Aber wir müssen gar nicht über den Teich guck­en, um 2022 als das Jahr des Dop­peldenk zu beze­ich­nen. Da wäre die neue Kam­pagne zur Boost­er-Imp­fung, die in Wien ger­ade für Kopf­schüt­teln sorgt. Auch hier gilt: Dop­peldenk wirkt bei den Mach­ern der Kam­pagne namens „Boos­ta“ per­fekt, bei den Adres­sat­en hinge­gen nicht so gut.

Eine ran­dalierende Riesen­spritze, die Com­put­er von Schreibtis­chen wis­cht, Par­tys sprengt, Leute an den Ohren zum Impfzen­trum schleift oder ihnen Taschen über die Köpfe stülpt. Hier ist der näch­ste Abstrak­tion­s­grad des Dop­peldenk erre­icht, weil man nicht mal mehr Argu­mente braucht, und seien es auch nur erlo­gene. Es ist die pure, selb­ster­mächtigte Gewalt des „großen Brud­ers“, dessen Motive nie in Frage ste­hen, denn er ist ja gewählt/Revolutionsführer/die Wis­senschaft (nichtzutr­e­f­fend­es bitte stre­ichen).
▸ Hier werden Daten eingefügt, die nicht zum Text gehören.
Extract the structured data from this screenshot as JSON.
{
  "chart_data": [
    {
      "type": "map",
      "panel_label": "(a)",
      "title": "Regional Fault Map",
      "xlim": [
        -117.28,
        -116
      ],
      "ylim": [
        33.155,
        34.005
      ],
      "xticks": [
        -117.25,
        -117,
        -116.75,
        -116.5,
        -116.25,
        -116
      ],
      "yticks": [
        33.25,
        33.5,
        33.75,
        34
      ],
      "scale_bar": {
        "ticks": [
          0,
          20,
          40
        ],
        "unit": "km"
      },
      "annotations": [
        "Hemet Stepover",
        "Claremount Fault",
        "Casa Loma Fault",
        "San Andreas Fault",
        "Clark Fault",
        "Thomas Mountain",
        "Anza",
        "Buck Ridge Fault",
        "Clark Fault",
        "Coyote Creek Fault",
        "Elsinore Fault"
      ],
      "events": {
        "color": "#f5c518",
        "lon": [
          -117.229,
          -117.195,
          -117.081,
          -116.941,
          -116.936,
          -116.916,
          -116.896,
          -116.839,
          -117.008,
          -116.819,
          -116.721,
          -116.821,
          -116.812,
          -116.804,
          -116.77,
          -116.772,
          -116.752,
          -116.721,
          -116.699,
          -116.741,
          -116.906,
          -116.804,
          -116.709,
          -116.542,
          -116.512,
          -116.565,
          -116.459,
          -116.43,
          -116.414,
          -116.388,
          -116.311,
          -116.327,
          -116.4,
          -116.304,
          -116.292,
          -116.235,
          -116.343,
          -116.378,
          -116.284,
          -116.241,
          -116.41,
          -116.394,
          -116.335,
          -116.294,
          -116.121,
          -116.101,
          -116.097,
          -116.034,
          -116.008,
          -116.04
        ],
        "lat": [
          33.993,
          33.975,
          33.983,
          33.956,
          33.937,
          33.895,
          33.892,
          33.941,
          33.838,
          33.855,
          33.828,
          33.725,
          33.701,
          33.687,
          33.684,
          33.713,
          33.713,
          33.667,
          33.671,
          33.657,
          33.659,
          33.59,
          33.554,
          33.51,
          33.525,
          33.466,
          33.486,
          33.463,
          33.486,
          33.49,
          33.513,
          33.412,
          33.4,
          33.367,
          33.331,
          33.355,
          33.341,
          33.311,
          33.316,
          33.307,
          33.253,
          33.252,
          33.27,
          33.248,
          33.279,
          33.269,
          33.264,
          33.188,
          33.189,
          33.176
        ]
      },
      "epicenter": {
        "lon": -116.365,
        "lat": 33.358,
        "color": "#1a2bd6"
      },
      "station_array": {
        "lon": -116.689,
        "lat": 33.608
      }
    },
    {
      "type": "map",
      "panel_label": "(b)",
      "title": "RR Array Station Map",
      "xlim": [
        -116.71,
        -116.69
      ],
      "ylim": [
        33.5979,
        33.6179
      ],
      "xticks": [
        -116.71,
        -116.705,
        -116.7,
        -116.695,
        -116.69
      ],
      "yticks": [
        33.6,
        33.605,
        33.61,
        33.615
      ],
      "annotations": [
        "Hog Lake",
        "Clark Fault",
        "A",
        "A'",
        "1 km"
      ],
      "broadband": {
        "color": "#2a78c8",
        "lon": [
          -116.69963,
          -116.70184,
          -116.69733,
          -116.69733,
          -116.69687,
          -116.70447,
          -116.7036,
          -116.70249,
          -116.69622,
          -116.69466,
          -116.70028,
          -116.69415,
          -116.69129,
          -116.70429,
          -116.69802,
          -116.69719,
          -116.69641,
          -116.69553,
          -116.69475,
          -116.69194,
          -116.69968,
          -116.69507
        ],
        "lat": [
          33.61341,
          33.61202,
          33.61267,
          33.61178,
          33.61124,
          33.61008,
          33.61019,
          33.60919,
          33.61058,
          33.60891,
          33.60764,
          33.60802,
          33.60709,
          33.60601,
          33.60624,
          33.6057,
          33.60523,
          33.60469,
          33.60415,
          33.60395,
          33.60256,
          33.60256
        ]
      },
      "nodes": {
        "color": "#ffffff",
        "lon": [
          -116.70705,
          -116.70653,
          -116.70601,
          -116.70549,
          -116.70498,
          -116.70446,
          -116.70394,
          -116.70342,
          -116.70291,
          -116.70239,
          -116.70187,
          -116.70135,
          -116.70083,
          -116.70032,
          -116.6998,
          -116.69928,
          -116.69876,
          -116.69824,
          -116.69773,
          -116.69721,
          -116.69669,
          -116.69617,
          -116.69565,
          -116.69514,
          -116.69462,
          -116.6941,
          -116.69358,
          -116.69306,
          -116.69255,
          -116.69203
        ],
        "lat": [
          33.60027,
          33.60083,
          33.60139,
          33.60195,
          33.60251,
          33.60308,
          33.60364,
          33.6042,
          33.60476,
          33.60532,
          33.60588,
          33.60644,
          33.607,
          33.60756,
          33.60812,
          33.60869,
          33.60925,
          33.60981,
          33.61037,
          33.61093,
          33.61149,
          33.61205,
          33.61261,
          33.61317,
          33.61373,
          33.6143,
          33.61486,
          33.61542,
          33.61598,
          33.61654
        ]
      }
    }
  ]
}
Da jede aus­gere­ichte Real­ität bis zur Aus­re­ichung der näch­sten gilt und akzep­tiert wird, muss sich die Macht nicht mal mehr erk­lären. Jede Logik oder Empirie ist aus­geschal­tet. Wieviele Fin­ger sehen sie, Win­ston?

Energiewende-Doppeldenk

Hier­für holen wir etwas „aus der Vergessen­heit“ und akzep­tieren gle­ichzeit­ig die Real­ität, die wir ver­leug­nen. Meis­ter dieses Dop­peldenk ist natür­lich Min­is­ter Habeck, der, nach­dem bil­liges rus­sis­ches Gas nicht mehr zur Ver­fü­gung ste­ht, die Kohlekraftwerke auf Voll­dampf laufen lässt. Das ret­tet unsere Energiev­er­sorgung zwar nicht langfristig, denn nach Stein­meiers Imper­a­tiv „kein Frieden, solange ukrainis­che Gebi­ete beset­zt sind“ wer­den wir lange auf dieses Gas verzicht­en müssen. Doch hin­dert die Fak­ten­lage Habeck nicht daran, eine Rück­kehr zur Kernkraft nach ein­er kleinen Ver­längerung bis April nun gän­zlich auszuschließen. Dass die Kohle deshalb ger­ade eine Renais­sance erlebt und wir gle­ichzeit­ig am Ausstieg auch aus der Kohle fes­thal­ten, dieser Wider­spruch lässt sich auch nur unter der Prämisse des Dop­peldenk aushal­ten. In früheren Zeit­en waren Poli­tik und Gesellschaft kom­mu­nizierende Röhren und die Geset­zmäßigkeit­en von Aktion und Reak­tion waren bekan­nt und geachtet.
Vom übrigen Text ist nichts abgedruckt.